Authors criticize Canada’s pandemic policy as an inappropriate use of power.

Authors criticize Canada's pandemic policy as an inappropriate use of power. 1



Two Canadian authors, Marco Navarro-Genie, founder of the Haultain Research Institute, and University of Calgary political scientist Barry Cooper, have released an expanded edition of their book, “Canada’s COVID: The Story of a Pandemic Moral Panic.” During the online book launch, Cooper said he was motivated to write due to his “concern for the truth,” and his frustration with the lies told by his medical school colleagues.
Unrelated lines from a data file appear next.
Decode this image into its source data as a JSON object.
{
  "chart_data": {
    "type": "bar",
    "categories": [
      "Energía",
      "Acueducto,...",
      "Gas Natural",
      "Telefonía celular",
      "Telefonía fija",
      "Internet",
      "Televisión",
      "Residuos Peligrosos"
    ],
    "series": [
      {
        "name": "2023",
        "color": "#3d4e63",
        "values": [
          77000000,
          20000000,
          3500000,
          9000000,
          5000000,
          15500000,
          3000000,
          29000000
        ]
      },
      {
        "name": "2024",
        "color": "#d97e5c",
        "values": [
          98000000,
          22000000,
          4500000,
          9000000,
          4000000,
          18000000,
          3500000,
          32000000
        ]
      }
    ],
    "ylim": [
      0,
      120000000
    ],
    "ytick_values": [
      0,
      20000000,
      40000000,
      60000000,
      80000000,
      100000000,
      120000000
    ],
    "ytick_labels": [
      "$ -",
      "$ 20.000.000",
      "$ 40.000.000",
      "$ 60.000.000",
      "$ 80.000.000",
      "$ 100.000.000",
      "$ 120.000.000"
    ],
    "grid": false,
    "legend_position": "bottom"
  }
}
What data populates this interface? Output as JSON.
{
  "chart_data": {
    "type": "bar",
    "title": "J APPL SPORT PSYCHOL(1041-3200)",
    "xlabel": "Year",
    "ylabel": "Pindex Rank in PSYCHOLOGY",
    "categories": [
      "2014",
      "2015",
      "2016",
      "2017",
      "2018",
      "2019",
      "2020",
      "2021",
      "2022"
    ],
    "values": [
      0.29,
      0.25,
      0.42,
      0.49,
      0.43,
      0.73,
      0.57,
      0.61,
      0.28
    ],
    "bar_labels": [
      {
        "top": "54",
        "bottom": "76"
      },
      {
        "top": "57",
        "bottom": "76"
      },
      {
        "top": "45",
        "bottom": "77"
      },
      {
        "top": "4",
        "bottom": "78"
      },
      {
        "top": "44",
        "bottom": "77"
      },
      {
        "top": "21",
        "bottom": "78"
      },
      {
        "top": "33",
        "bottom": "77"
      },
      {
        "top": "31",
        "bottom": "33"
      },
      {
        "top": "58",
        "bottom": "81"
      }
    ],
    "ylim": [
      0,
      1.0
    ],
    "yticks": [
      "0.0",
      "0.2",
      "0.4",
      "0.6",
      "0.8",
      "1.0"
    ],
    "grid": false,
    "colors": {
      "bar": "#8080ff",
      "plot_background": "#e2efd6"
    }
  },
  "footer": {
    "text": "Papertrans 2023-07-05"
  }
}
The first paperback edition, released on November 27th, 2020, was 153 pages; the updated version is 388 pages, swelling to 530 pages with nearly 100 pages of end notes and a long index. Navarro-Genie said he was motivated to document a truer picture of COVID-19 due to the disproportionate comparisons of it to the Spanish Flu. The authors have modest hopes for the book, with Cooper saying it would be nice if people paid attention, but that it would hopefully leave a trail of what took place for future reference. In the book, they lament that pandemic policy is no less off-course now than it was in their initial book release. They believe the answer lies in politics, not science, and that politicians and “so-called experts” cannot admit the science is against their approach. They warn that the trajectory of the pandemic response points to the imposition of unnatural and unchallengeable slavery, with the next chapter in the orthodox narrative foreseeing the replacement of money with crypto currency and something like China’s “social credit” in order to create a seamless, totally surveilled population.